La bellezza, senza dubbio, non fa le rivoluzioni. Ma viene un giorno in cui le rivoluzioni hanno bisogno della bellezza. Diceva Camus. E non può non essere vero. E in un momento politicamente così controverso come questo, nulla può essere più utile di un tocco di vera bellezza.
Ecco, ci siamo imbattuti in questa esperienza al Teatro Stanze Segrete, con la mise en scene di “A porte chiuse” di Jean Paul Sartre.
Se è in sarte vero che il bello non può non essere legato alle cose gravi, questa breve piece sartriana racchiude in sé il sunto di tutto il pensiero, discutibile, apprezzabile, condivisibile o meno, del controverso filosofo francese.

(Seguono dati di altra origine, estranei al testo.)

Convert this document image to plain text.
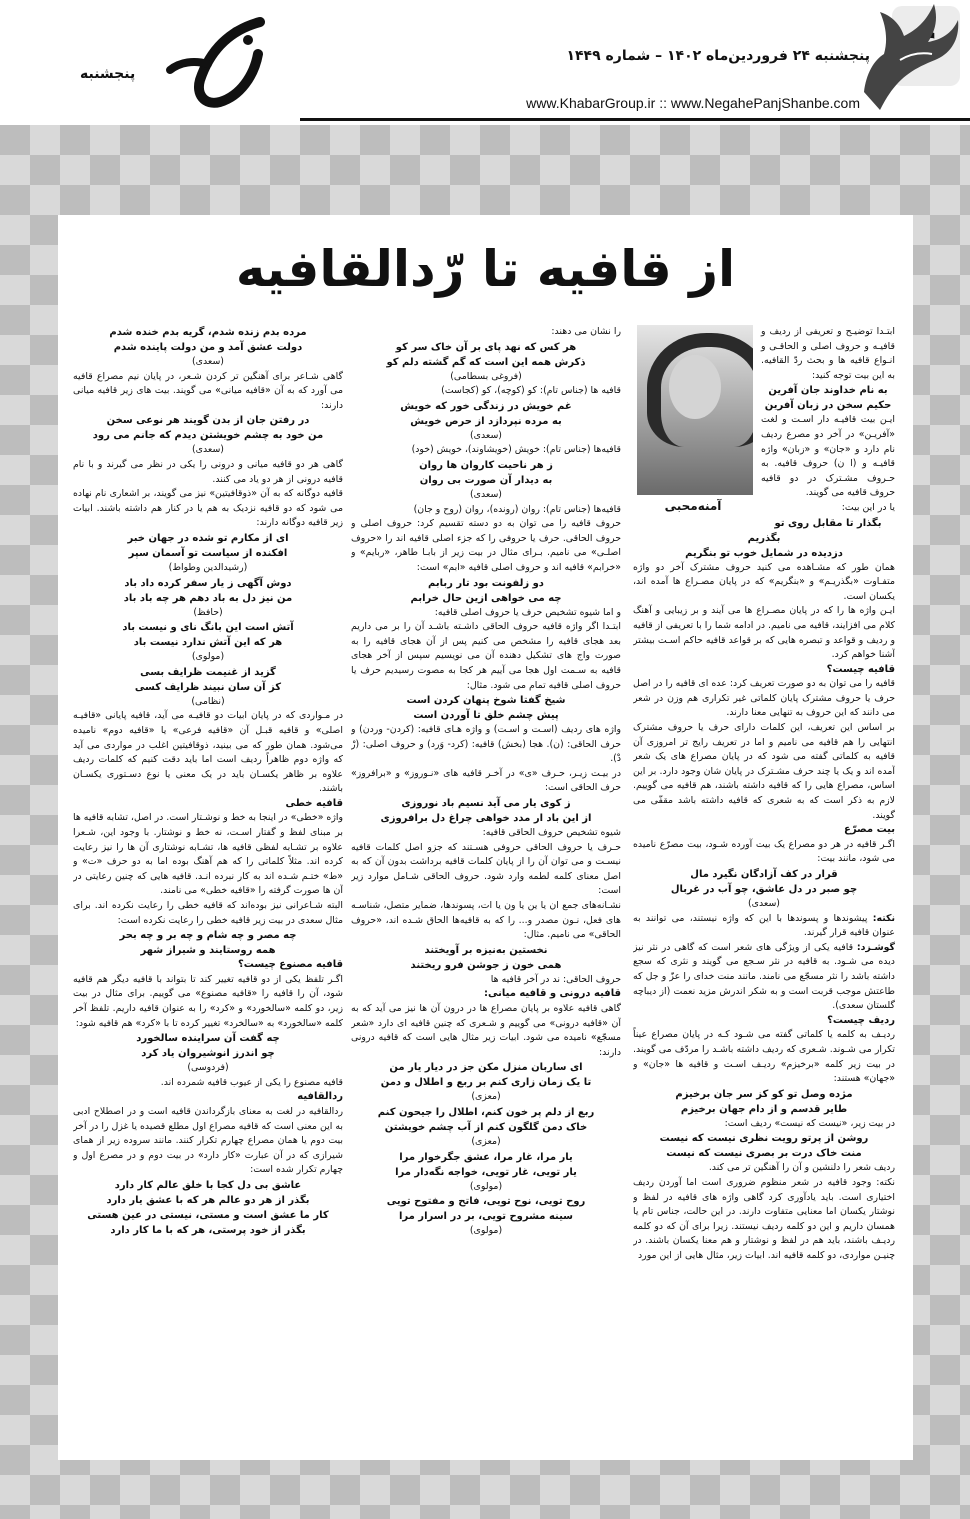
پنجشنبه ۲۴ فروردین‌ماه ۱۴۰۲ – شماره ۱۴۴۹
www.KhabarGroup.ir :: www.NegahePanjShanbe.com
پنجشنبه
از قافیه تا رّدالقافیه
آمنه‌محبی

ابتـدا توضیـح و تعریفی از ردیف و قافیـه و حروف اصلی و الحاقـی و انـواع قافیه ها و بحث ردّ القافیه. به این بیت توجه کنید:

به نام خداوند جان آفرین

حکیم سخن در زبان آفرین

ایـن بیت قافیـه دار اسـت و لغت «آفریـن» در آخر دو مصرع ردیف نام دارد و «جان» و «زبان» واژه قافیـه و (ا ن) حروف قافیه. به حـروف مشـترک در دو قافیه حروف قافیه می گویند.

یا در این بیت:

بگذار تا مقابل روی تو بگذریم

دزدیده در شمایل خوب تو بنگریم

همان طور که مشـاهده می کنید حروف مشترک آخر دو واژه متفـاوت «بگذریـم» و «بنگریم» که در پایان مصـراع ها آمده اند، یکسان است.

ایـن واژه ها را که در پایان مصـراع ها می آیند و بر زیبایی و آهنگ کلام می افزایند، قافیه می نامیم. در ادامه شما را با تعریفی از قافیه و ردیف و قواعد و تبصره هایی که بر قواعد قافیه حاکم اسـت بیشتر آشنا خواهم کرد.

قافیه چیست؟

قافیه را می توان به دو صورت تعریف کرد: عده ای قافیه را در اصل حرف یا حروف مشترک پایان کلماتی غیر تکراری هم وزن در شعر می دانند که این حروف به تنهایی معنا دارند.

بر اساس این تعریف، این کلمات دارای حرف یا حروف مشترک انتهایی را هم قافیه می نامیم و اما در تعریف رایج تر امروزی آن قافیه به کلماتی گفته می شود که در پایان مصراع های یک شعر آمده اند و یک یا چند حرف مشـترک در پایان شان وجود دارد. بر این اساس، مصراع هایی را که قافیه داشته باشند، هم قافیه می گوییم. لازم به ذکر است که به شعری که قافیه داشته باشد مقفّی می گویند.

بیت مصرّع

اگـر قافیه در هر دو مصراع یک بیت آورده شـود، بیت مصرّع نامیده می شود، مانند بیت:

قرار در کف آزادگان نگیرد مال

چو صبر در دل عاشق، چو آب در غربال

(سعدی)

نکته: پیشوندها و پسوندها با این که واژه نیستند، می توانند به عنوان قافیه قرار گیرند.

گوشـزد: قافیه یکی از ویژگی های شعر است که گاهی در نثر نیز دیده می شـود. به قافیه در نثر سـجع می گویند و نثری که سجع داشته باشد را نثر مسجّع می نامند. مانند منت خدای را عزّ و جل که طاعتش موجب قربت است و به شکر اندرش مزید نعمت (از دیباچه گلستان سعدی).

ردیف چیست؟

ردیـف به کلمه یا کلماتی گفته می شـود کـه در پایان مصراع عیناً تکرار می شـوند. شـعری که ردیف داشته باشـد را مردّف می گویند. در بیت زیر کلمه «برخیزم» ردیـف اسـت و قافیه ها «جان» و «جهان» هستند:

مژده وصل تو کو کز سر جان برخیزم

طایر قدسم و از دام جهان برخیزم

در بیت زیر، «نیست که نیست» ردیف است:

روشن از پرتو رویت نظری نیست که نیست

منت خاک درت بر بصری نیست که نیست

ردیف شعر را دلنشین و آن را آهنگین تر می کند.

نکته: وجود قافیه در شعر منظوم ضروری است اما آوردن ردیف اختیاری است. باید یادآوری کرد گاهی واژه های قافیه در لفظ و نوشتار یکسان اما معنایی متفاوت دارند. در این حالت، جناس تام یا همسان داریم و این دو کلمه ردیف نیستند. زیرا برای آن که دو کلمه ردیـف باشند، باید هم در لفظ و نوشتار و هم معنا یکسان باشند. در چنیـن مواردی، دو کلمه قافیه اند. ابیات زیر، مثال هایی از این مورد

را نشان می دهند:

هر کس که نهد پای بر آن خاک سر کو

ذکرش همه این است که گم گشته دلم کو

(فروغی بسطامی)

قافیه ها (جناس تام): کو (کوچه)، کو (کجاست)

غم خویش در زندگی خور که خویش

به مرده نپردازد از حرص خویش

(سعدی)

قافیه‌ها (جناس تام): خویش (خویشاوند)، خویش (خود)

ز هر ناحیت کاروان ها روان

به دیدار آن صورت بی روان

(سعدی)

قافیه‌ها (جناس تام): روان (رونده)، روان (روح و جان)

حروف قافیه را می توان به دو دسته تقسیم کرد: حروف اصلی و حروف الحاقی. حرف یا حروفی را که جزء اصلی قافیه اند را «حروف اصلـی» می نامیم. بـرای مثال در بیت زیر از بابـا طاهر، «ربایم» و «خرابم» قافیه اند و حروف اصلی قافیه «ابم» است:

دو زلفونت بود تار ربابم

چه می خواهی ازین حال خرابم

و اما شیوه تشخیص حرف یا حروف اصلی قافیه:

ابتـدا اگر واژه قافیه حروف الحاقی داشـته باشـد آن را بر می داریم بعد هجای قافیه را مشخص می کنیم پس از آن هجای قافیه را به صورت واج های تشکیل دهنده آن می نویسیم سپس از آخر هجای قافیه به سـمت اول هجا می آییم هر کجا به مصوت رسیدیم حرف یا حروف اصلی قافیه تمام می شود. مثال:

شیخ گفتا شوخ پنهان کردن است

پیش چشم خلق تا آوردن است

واژه های ردیف (اسـت و اسـت) و واژه هـای قافیه: (کردن- وردن) و حرف الحاقی: (ن). هجا (بخش) قافیه: (کرد- وَرد) و حروف اصلی: (رْ دْ).

در بیـت زیـر، حـرف «ی» در آخـر قافیه های «نـوروز» و «برافروز» حرف الحاقی است:

ز کوی یار می آید نسیم باد نوروزی

از این باد ار مدد خواهی چراغ دل برافروزی

شیوه تشخیص حروف الحاقی قافیه:

حـرف یا حروف الحاقی حروفی هسـتند که جزو اصل کلمات قافیه نیسـت و می توان آن را از پایان کلمات قافیه برداشت بدون آن که به اصل معنای کلمه لطمه وارد شود. حروف الحاقی شـامل موارد زیر است:

نشـانه‌های جمع ان یا ین یا ون یا ات، پسوندها، ضمایر متصل، شناسـه های فعل، نـون مصدر و... را که به قافیه‌ها الحاق شـده اند، «حروف الحاقی» می نامیم. مثال:

نخستین به‌نیزه بر آویختند

همی خون ز جوشن فرو ریختند

حروف الحاقی: ند در آخر قافیه ها

قافیه درونی و قافیه میانی:

گاهی قافیه علاوه بر پایان مصراع ها در درون آن ها نیز می آید که به آن «قافیه درونی» می گوییم و شـعری که چنین قافیه ای دارد «شعر مسجّع» نامیده می شود. ابیات زیر مثال هایی است که قافیه درونی دارند:

ای ساربان منزل مکن جز در دیار یار من

تا یک زمان زاری کنم بر ربع و اطلال و دمن

(معزی)

ربع از دلم پر خون کنم، اطلال را جیحون کنم

خاک دمن گلگون کنم از آب چشم خویشتن

(معزی)

یار مرا، غار مرا، عشق جگرخوار مرا

یار تویی، غار تویی، خواجه نگه‌دار مرا

(مولوی)

روح تویی، نوح تویی، فاتح و مفتوح تویی

سینه مشروح تویی، بر در اسرار مرا

(مولوی)

مرده بدم زنده شدم، گریه بدم خنده شدم

دولت عشق آمد و من دولت پاینده شدم

(سعدی)

گاهی شـاعر برای آهنگین تر کردن شـعر، در پایان نیم مصراع قافیه می آورد که به آن «قافیه میانی» می گویند. بیت های زیر قافیه میانی دارند:

در رفتن جان از بدن گویند هر نوعی سخن

من خود به چشم خویشتن دیدم که جانم می رود

(سعدی)

گاهی هر دو قافیه میانی و درونی را یکی در نظر می گیرند و با نام قافیه درونی از هر دو یاد می کنند.

قافیه دوگانه که به آن «ذوقافیتین» نیز می گویند، بر اشعاری نام نهاده می شود که دو قافیه نزدیک به هم یا در کنار هم داشته باشند. ابیات زیر قافیه دوگانه دارند:

ای از مکارم تو شده در جهان خبر

افکنده از سیاست تو آسمان سپر

(رشیدالدین وطواط)

دوش آگهی ز یار سفر کرده داد باد

من نیز دل به باد دهم هر چه باد باد

(حافظ)

آتش است این بانگ نای و نیست باد

هر که این آتش ندارد نیست باد

(مولوی)

گزید از غنیمت ظرایف بسی

کز آن سان نبیند ظرایف کسی

(نظامی)

در مـواردی که در پایان ابیات دو قافیـه می آید، قافیه پایانی «قافیـه اصلی» و قافیه قبـل آن «قافیه فرعی» یا «قافیه دوم» نامیده می‌شود. همان طور که می بینید، ذوقافیتین اغلب در مواردی می آید که واژه دوم ظاهراً ردیف است اما باید دقت کنیم که کلمات ردیف علاوه بر ظاهر یکسـان باید در یک معنی یا نوع دسـتوری یکسـان باشند.

قافیه خطی

واژه «خطی» در اینجا به خط و نوشـتار است. در اصل، تشابه قافیه ها بر مبنای لفظ و گفتار اسـت، نه خط و نوشتار. با وجود این، شـعرا علاوه بر تشـابه لفظی قافیه ها، تشـابه نوشتاری آن ها را نیز رعایت کرده اند. مثلاً کلماتی را که هم آهنگ بوده اما به دو حرف «ت» و «ط» ختـم شـده اند به کار نبرده انـد. قافیه هایی که چنین رعایتی در آن ها صورت گرفته را «قافیه خطی» می نامند.

البته شـاعرانی نیز بوده‌اند که قافیه خطی را رعایت نکرده اند. برای مثال سعدی در بیت زیر قافیه خطی را رعایت نکرده است:

چه مصر و چه شام و چه بر و چه بحر

همه روستایند و شیراز شهر

قافیه مصنوع چیست؟

اگـر تلفظ یکی از دو قافیه تغییر کند تا بتواند با قافیه دیگر هم قافیه شود، آن را قافیه را «قافیه مصنوع» می گوییم. برای مثال در بیت زیر، دو کلمه «سالخورد» و «کرد» را به عنوان قافیه داریم. تلفظ آخر کلمه «سالخورد» به «سالخرد» تغییر کرده تا با «کرد» هم قافیه شود:

چه گفت آن سراینده سالخورد

چو اندرز انوشیروان یاد کرد

(فردوسی)

قافیه مصنوع را یکی از عیوب قافیه شمرده اند.

ردالقافیه

ردالقافیه در لغت به معنای بازگرداندن قافیه است و در اصطلاح ادبی به این معنی است که قافیه مصراع اول مطلع قصیده یا غزل را در آخر بیت دوم یا همان مصراع چهارم تکرار کنند. مانند سروده زیر از همای شیرازی که در آن عبارت «کار دارد» در بیت دوم و در مصرع اول و چهارم تکرار شده است:

عاشق بی دل کجا با خلق عالم کار دارد

بگذر از هر دو عالم هر که با عشق یار دارد

کار ما عشق است و مستی، نیستی در عین هستی

بگذر از خود پرستی، هر که با ما کار دارد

La regia di Ennio Coltorti decide di dare vita a una rappresentazione che ha il sapore quasi di una ricerca filologica e, per la prima volta, sentiamo dentro nascere la claustrofobia, l’angoscia e il terrore che lo spettacolo vuole proprio mettere in scena.
Ennio Coltorti, in scena insieme a Anna Clemente Silvera e Adriana Ortolani, sono perfetti nella loro interpretazione che non analizza il personaggio ma lo lascia andare con fare rapsodico ed elegante.
Insieme vittime e prede, i personaggi della piece sono facilmente degli idealtipi del nulla e ognuno di noi possiede molto probabilmente una parte di questo nulla che è pronto ad emergere e a ruggire.
Bisognerebbe rivederlo, ancora e ancora una volta e poi di nuovo, perché nella bellezza delle piccole cose si nasconde una profondità vertiginosa. E ne abbiamo avute la riprova.